発火布で作られたソレをソラは長年かけて研究し尽くし、納得いくまでに理解した。
後は素材集めや実戦での使用だけ……何でも手に入れてみせようと高らかに言ってみせたメフィストにソラは頼んでいたのだ。
どのような物を作るのか話した時の彼は興味深そうに……それでいて楽しげに笑っている。
(手にするのもコレが初めて……一度も使用したことのない武器故に加減も扱いもド素人……人の近くで使うのは避けたほうが良いですね)
まるで燐と同じではないかと自嘲気味に笑い……そして、気づいてしまう。
錬成陣を描く手を止め、彼女は右手で顔を覆う。
(私は戦うと決めた……けれど、同じ事を言っていた燐には……戦わないでほしいと反対してるじゃないですか)
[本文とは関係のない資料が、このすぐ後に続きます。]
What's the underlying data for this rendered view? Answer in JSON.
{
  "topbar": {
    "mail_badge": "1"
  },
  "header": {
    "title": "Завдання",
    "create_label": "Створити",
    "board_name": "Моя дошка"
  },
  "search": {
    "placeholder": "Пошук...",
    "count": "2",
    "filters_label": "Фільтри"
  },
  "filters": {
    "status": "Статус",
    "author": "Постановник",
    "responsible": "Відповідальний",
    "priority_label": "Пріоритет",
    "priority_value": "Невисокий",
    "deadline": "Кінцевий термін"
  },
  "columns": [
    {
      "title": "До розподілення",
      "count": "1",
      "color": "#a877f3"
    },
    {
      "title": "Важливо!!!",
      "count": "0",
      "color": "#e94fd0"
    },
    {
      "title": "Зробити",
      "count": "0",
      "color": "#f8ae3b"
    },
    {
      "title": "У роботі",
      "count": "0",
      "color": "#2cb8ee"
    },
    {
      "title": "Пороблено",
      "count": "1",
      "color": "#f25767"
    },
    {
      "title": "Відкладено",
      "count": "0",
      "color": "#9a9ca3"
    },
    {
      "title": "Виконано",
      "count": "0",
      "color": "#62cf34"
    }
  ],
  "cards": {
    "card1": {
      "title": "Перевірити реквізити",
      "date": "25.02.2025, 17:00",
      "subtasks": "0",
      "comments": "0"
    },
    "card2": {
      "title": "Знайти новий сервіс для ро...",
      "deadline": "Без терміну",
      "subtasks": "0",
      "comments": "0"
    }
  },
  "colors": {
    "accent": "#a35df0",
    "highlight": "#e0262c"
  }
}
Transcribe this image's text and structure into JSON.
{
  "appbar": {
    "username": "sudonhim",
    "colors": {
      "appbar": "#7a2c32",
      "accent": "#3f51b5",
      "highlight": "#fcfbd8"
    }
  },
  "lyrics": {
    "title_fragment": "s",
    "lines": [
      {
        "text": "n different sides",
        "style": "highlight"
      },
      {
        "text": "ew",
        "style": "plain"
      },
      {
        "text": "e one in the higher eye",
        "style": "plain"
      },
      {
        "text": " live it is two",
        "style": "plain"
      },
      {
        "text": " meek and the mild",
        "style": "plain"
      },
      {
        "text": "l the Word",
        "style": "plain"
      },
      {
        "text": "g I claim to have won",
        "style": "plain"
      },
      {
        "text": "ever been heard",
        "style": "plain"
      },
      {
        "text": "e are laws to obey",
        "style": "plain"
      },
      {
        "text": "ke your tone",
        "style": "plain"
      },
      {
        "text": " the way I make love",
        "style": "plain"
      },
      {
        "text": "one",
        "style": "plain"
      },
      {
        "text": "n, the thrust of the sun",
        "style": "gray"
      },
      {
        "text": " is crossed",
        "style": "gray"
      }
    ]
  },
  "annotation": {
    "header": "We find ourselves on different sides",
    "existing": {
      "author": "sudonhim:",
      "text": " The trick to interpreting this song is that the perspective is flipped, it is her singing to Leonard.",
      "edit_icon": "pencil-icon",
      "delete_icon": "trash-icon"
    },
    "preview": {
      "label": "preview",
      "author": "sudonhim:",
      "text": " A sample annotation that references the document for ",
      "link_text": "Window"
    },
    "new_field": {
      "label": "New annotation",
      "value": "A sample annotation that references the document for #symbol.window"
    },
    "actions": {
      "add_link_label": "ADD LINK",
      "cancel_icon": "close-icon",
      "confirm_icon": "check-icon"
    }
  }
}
思い浮かぶのは不安げな表情や困惑した燐の顔で、彼女は唇を噛みしめながら覆う手に力を込める。
(私は……あの時っ………燐の事を信じてあげられなかった!)
何がパートナーだ…何が友人だ……と込み上げてくる想いをのみ込み堪えた。
険しい表情でソラは作業の続きを始めていく。
(弱音を吐いている場合ではないんです……不浄王の事を終わらせた後は燐の処刑を阻止する為に動かなければ……)
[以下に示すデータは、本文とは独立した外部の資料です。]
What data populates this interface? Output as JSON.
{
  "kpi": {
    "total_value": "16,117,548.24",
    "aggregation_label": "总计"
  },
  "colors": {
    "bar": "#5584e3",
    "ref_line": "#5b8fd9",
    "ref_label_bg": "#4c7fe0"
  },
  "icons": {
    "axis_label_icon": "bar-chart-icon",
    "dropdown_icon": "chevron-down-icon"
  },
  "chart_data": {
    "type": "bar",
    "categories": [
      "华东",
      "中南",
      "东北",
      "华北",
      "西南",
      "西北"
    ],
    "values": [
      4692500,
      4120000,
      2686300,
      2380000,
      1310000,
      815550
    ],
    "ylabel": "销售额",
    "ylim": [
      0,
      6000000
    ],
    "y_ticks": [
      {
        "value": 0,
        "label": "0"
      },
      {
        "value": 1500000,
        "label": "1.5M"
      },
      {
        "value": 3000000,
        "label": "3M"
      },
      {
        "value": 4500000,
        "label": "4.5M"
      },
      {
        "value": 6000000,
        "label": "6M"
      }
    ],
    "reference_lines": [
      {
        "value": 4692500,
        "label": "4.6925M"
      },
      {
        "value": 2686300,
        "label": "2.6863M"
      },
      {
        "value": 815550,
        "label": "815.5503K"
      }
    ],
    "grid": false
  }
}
その後、手袋をはめたソラは部屋を後にしようとするが……ふと、自分の鞄に手を突っ込み黒の上着を取り出した。
それを錬成で作りなおしていく。
前世で愛用していた黒のロングパーカーだ。
ただ、背中には白で大きく描かれたフラメルの十字架が追加されている。
そう、友人であるエドワード・エルリックが愛用していたコートのように……
『立って歩け……前へ進め……私には立派な足があるじゃないか』
そう口にしながらパーカーを身に着け、鋭い視線を前に向け足を進めていく。
(あの頃のように……エド達のように強く、前へ進め!悲劇のヒロインを演じている場合ではないんです!)
その両手には共に戦った仲間の武器を……その身にはかつての自分を……その背中には常に前を進み導いてくれていた友への想いを込めて進む。